Do novo ídolo: Eu, o Estado, sou o povo!

NIETZSCHE, F. W., 1844-1900. Assim falou Zaratustra: um livro para todos e para ninguém. Tradução M. da Silva.  14.ed.  Rio de Janeiro: Civilização Brasileira, 2005.  381p.

Ainda há povos e rebanhos, em algum sítio, mas não entre nós, meus irmãos: aqui, há Estados.

Estado? Que é isto? Pois seja! Abri bem os ouvidos, porque, agora, vou dizer-vos a minha palavra sobre a morte dos povos.

Chama-se Estado o mais frio de todos os monstros frios. E, com toda a frieza, também mente; e esta mentira sai rastejando da sua boca: “Eu, o Estado, sou o povo!”

É mentira! Criadores, foram os que formaram os povos e suspenderam por cima deles uma fé e um amor; assim serviram a vida.

Destruidores, são os que preparam armadilhas para muitos e as chamam Estado; e suspendem por cima deles uma espada e cem cobiças.
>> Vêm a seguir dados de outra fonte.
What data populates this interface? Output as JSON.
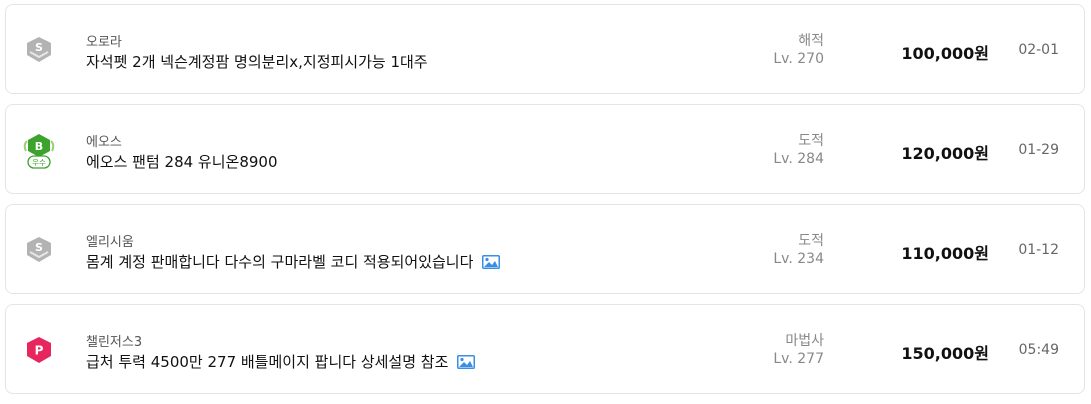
{
  "listings": [
    {
      "badge": "gray-s-grade-icon",
      "server": "오로라",
      "title": "자석펫 2개 넥슨계정팜 명의분리x,지정피시가능 1대주",
      "has_image": false,
      "job": "해적",
      "level": "Lv. 270",
      "price": "100,000원",
      "date": "02-01"
    },
    {
      "badge": "green-b-excellent-icon",
      "badge_letter": "B",
      "badge_text": "우수",
      "server": "에오스",
      "title": "에오스 팬텀 284 유니온8900",
      "has_image": false,
      "job": "도적",
      "level": "Lv. 284",
      "price": "120,000원",
      "date": "01-29"
    },
    {
      "badge": "gray-s-grade-icon",
      "server": "엘리시움",
      "title": "몸계 계정 판매합니다 다수의 구마라벨 코디 적용되어있습니다",
      "has_image": true,
      "job": "도적",
      "level": "Lv. 234",
      "price": "110,000원",
      "date": "01-12"
    },
    {
      "badge": "pink-p-grade-icon",
      "badge_letter": "P",
      "server": "챌린저스3",
      "title": "급처 투력 4500만 277 배틀메이지 팝니다 상세설명 참조",
      "has_image": true,
      "job": "마법사",
      "level": "Lv. 277",
      "price": "150,000원",
      "date": "05:49"
    }
  ]
}
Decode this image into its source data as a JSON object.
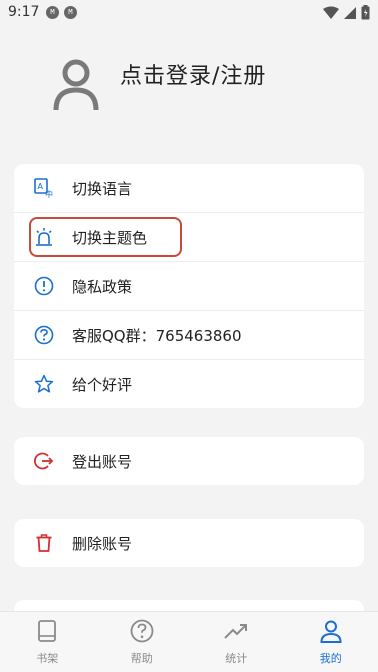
{
  "status_bar": {
    "time": "9:17",
    "badge1": "M",
    "badge2": "M"
  },
  "profile": {
    "login_label": "点击登录/注册"
  },
  "menu_main": [
    {
      "label": "切换语言",
      "icon": "translate-icon"
    },
    {
      "label": "切换主题色",
      "icon": "alarm-light-icon"
    },
    {
      "label": "隐私政策",
      "icon": "info-circle-icon"
    },
    {
      "label": "客服QQ群：765463860",
      "icon": "help-circle-icon"
    },
    {
      "label": "给个好评",
      "icon": "star-outline-icon"
    }
  ],
  "logout": {
    "label": "登出账号",
    "icon": "logout-icon"
  },
  "delete": {
    "label": "删除账号",
    "icon": "trash-icon"
  },
  "tabs": [
    {
      "label": "书架",
      "icon": "book-icon"
    },
    {
      "label": "帮助",
      "icon": "help-icon"
    },
    {
      "label": "统计",
      "icon": "trending-icon"
    },
    {
      "label": "我的",
      "icon": "person-icon"
    }
  ],
  "colors": {
    "accent": "#1a6fd1",
    "danger": "#d32f2f",
    "highlight": "#c84a3b"
  }
}
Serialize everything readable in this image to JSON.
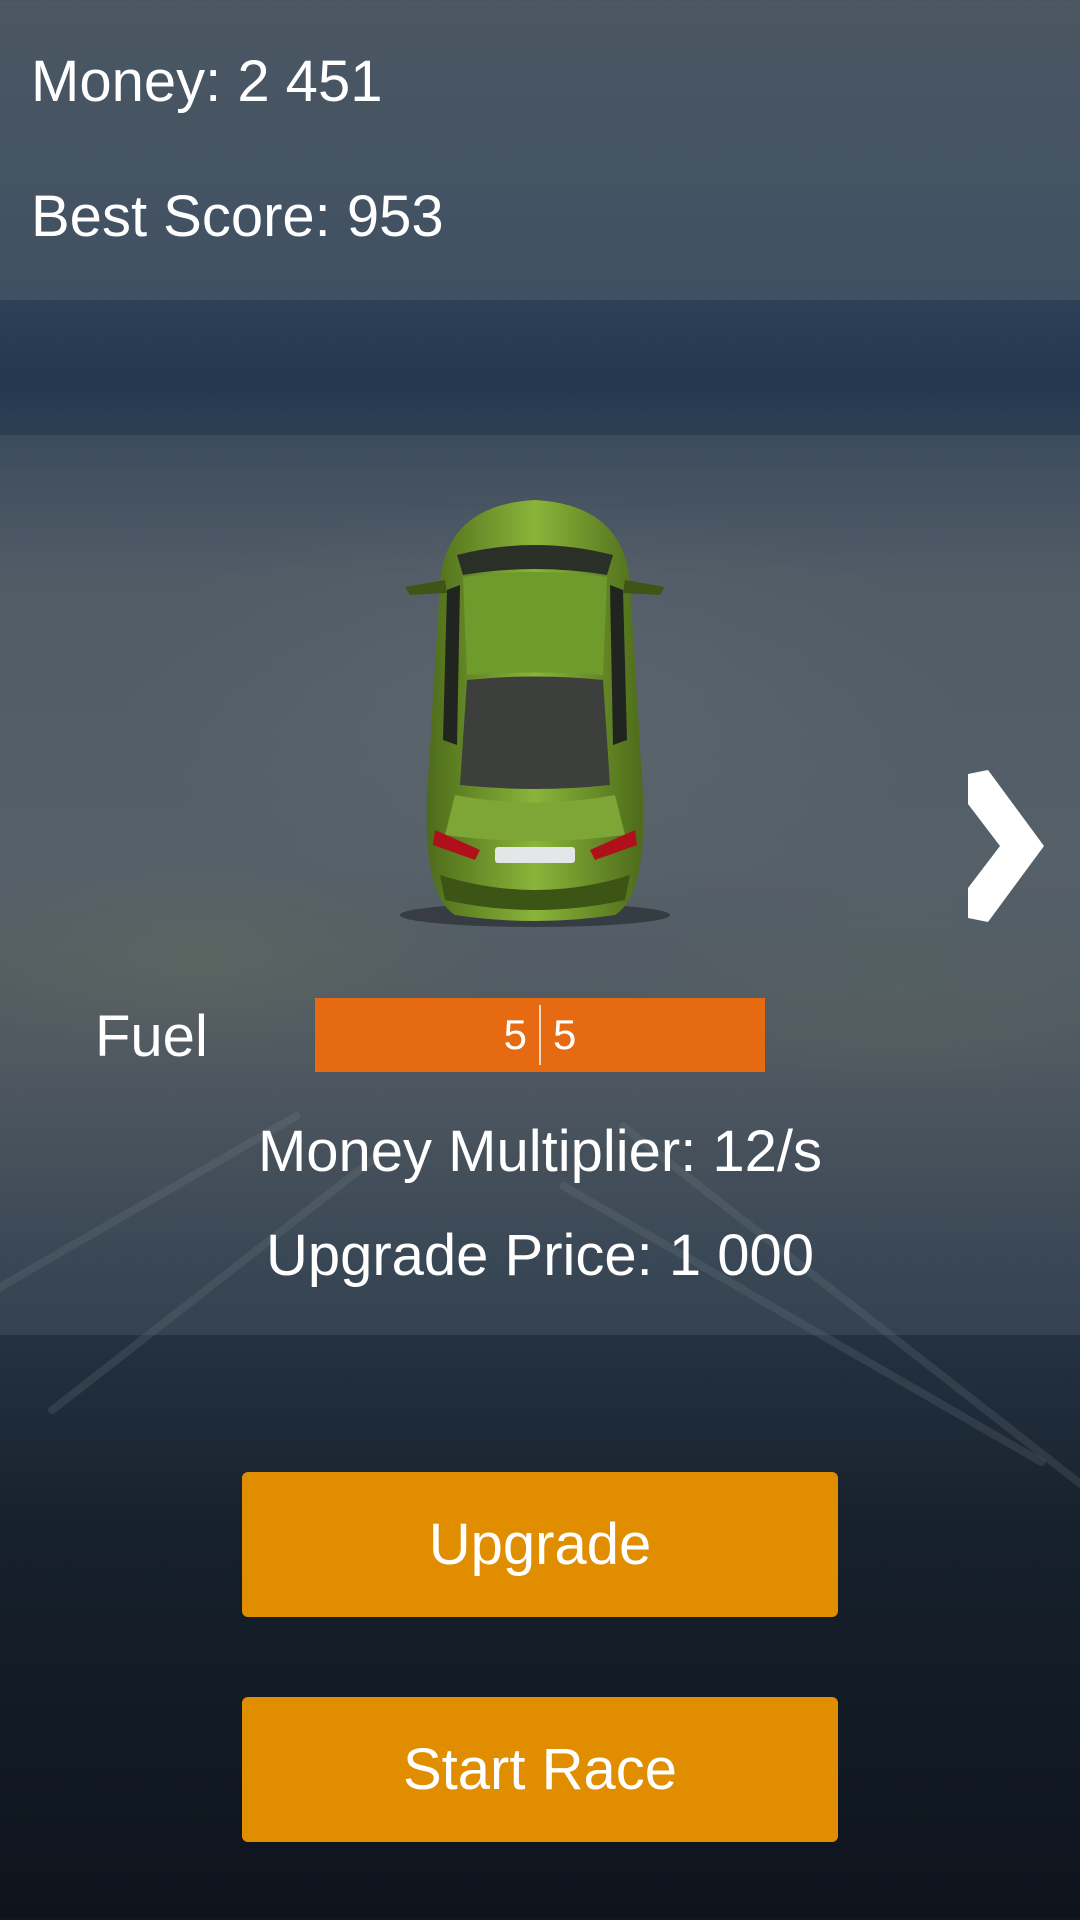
{
  "header": {
    "money_text": "Money: 2 451",
    "best_score_text": "Best Score: 953"
  },
  "car": {
    "color": "#7aa02e",
    "icon": "car-top-view-icon"
  },
  "navigation": {
    "next_icon": "chevron-right-icon"
  },
  "stats": {
    "fuel_label": "Fuel",
    "fuel_current": "5",
    "fuel_max": "5",
    "fuel_level": 1.0,
    "money_multiplier_text": "Money Multiplier:  12/s",
    "upgrade_price_text": "Upgrade Price: 1 000"
  },
  "buttons": {
    "upgrade_label": "Upgrade",
    "start_race_label": "Start Race"
  },
  "colors": {
    "button": "#e08e00",
    "fuel_bar": "#e56a12"
  }
}
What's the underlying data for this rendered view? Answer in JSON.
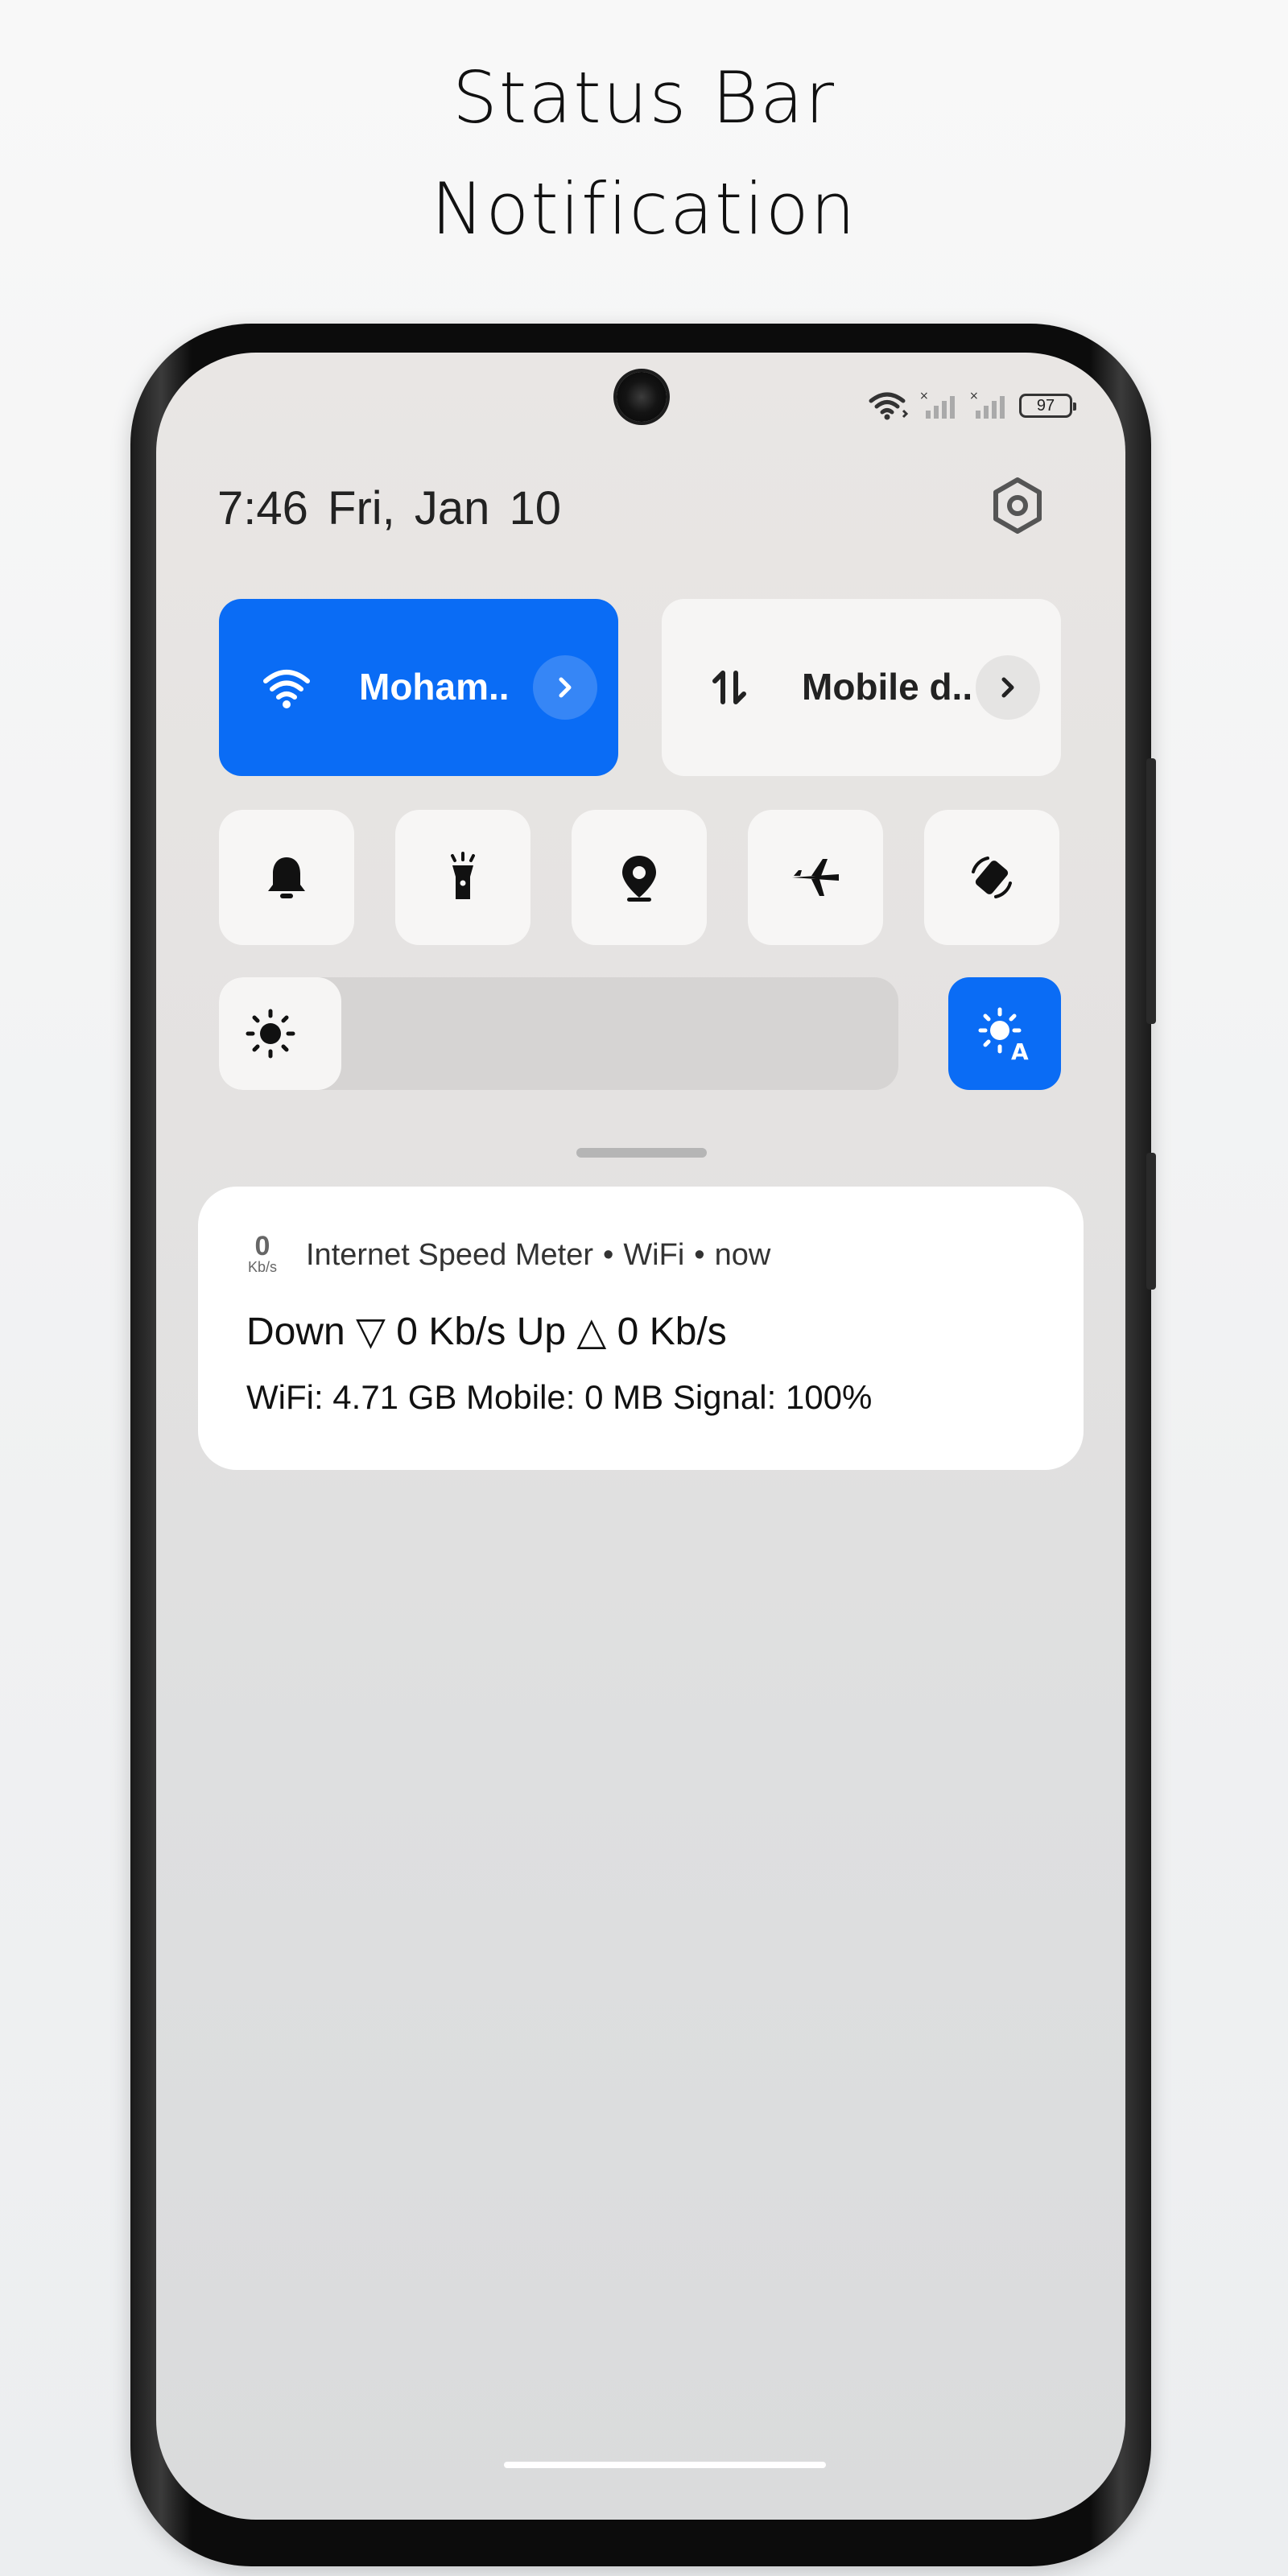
{
  "promo": {
    "title_line1": "Status Bar",
    "title_line2": "Notification"
  },
  "status_bar": {
    "battery": "97",
    "icons": [
      "wifi-icon",
      "signal-icon",
      "signal-icon",
      "battery-icon"
    ]
  },
  "header": {
    "time": "7:46",
    "date": "Fri, Jan 10"
  },
  "quick_settings": {
    "wifi_tile": {
      "label": "Moham..",
      "icon": "wifi-icon",
      "active": true
    },
    "mobile_tile": {
      "label": "Mobile d..",
      "icon": "data-arrows-icon",
      "active": false
    },
    "toggles": [
      "bell-icon",
      "flashlight-icon",
      "location-icon",
      "airplane-icon",
      "rotate-icon"
    ],
    "brightness_level": 0.18,
    "auto_brightness_active": true
  },
  "notification": {
    "app_icon_value": "0",
    "app_icon_unit": "Kb/s",
    "app": "Internet Speed Meter",
    "channel": "WiFi",
    "time": "now",
    "title": "Down ▽ 0 Kb/s Up △ 0 Kb/s",
    "body": "WiFi: 4.71 GB Mobile: 0 MB Signal: 100%"
  },
  "colors": {
    "accent": "#0a6cf5",
    "tile_bg": "#f6f5f4",
    "screen_bg": "#e4e2e1"
  }
}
Onde ainda existe povo, este não compreende o Estado e o odeia como má sorte e uma ofensa aos costumes e à justiça.

Esta indicação eu vos dou: cada povo fala a sua língua do bem e do mal e não entende o vizinho. Cada povo inventou a sua própria língua, segundo os costumes e a justiça.

Mas o Estado mente em todas as línguas do bem e do mal; e, qualquer coisa que diga, mente – e, qualquer coisa que possua, roubou-a.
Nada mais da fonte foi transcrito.